Traditional fetal heart rate monitoring is limited by device performance, signal interference, and subjective interpretation, hindering accurate assessment of fetal well-being. This work proposes a unified end-to-end deep learning model that jointly performs fetal electrocardiogram denoising and reconstruction, heart rate analysis, and variability quantification through self-supervised pretraining followed by fine-tuning on expert annotations. The study introduces an innovative Intersection Overlapping Labels approach to reformulate heart rate event detection as a classification task and incorporates the Fisher criterion to quantify variability. Experimental results demonstrate high performance, with 89.13% sensitivity and 87.78% specificity for deceleration events, 92.04% specificity for acceleration events, and area under the curve (AUC) scores of 0.7214 and 0.9643 for periodicity and amplitude variability, respectively.

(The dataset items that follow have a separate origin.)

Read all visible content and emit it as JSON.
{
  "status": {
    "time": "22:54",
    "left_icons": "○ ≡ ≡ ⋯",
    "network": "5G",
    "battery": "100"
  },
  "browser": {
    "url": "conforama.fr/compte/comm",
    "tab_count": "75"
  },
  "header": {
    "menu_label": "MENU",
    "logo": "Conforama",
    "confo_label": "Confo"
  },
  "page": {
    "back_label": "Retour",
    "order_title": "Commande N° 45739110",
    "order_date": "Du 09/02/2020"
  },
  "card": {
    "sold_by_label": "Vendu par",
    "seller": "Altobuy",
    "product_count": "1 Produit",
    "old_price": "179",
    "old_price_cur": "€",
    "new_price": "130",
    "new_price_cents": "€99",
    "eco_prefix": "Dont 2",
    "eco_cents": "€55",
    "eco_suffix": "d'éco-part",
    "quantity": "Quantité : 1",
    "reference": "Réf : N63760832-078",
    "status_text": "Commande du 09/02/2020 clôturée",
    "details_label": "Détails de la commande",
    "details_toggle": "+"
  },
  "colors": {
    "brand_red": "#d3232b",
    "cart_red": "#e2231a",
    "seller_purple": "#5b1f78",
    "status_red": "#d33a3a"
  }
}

The monitoring of fetal heart rate (FHR) and the assessment of its variability are crucial for preventing fetal compromise and adverse outcomes. However, traditional methods encounter limitations arising from equipment performance, data transmission, and subjective assessments by doctors. We have developed a tailored AI-based FHrCTG model specifically for FHR monitoring, which effectively mitigates noise interference and precisely reconstructs signals. Our model was pre-trained on a massive dataset consisting of 558,412 unlabeled data points and further refined using 7,266 expert-reviewed entries. To validate FHR, we introduced the Intersection Overlapping Labels (IOL) approach, which transforms rate analysis into categorical judgments. Testing revealed that our model demonstrates high sensitivity and specificity in detecting critical FHR decelerations (89.13% and 87.78%, respectively) and accelerations (62.5% and 92.04%, respectively). Furthermore, based on Fischer's criteria for clinical application, our model achieved impressive AUC scores of 0.7214 and 0.9643 for verifying FHR periodicity and amplitude variation, respectively.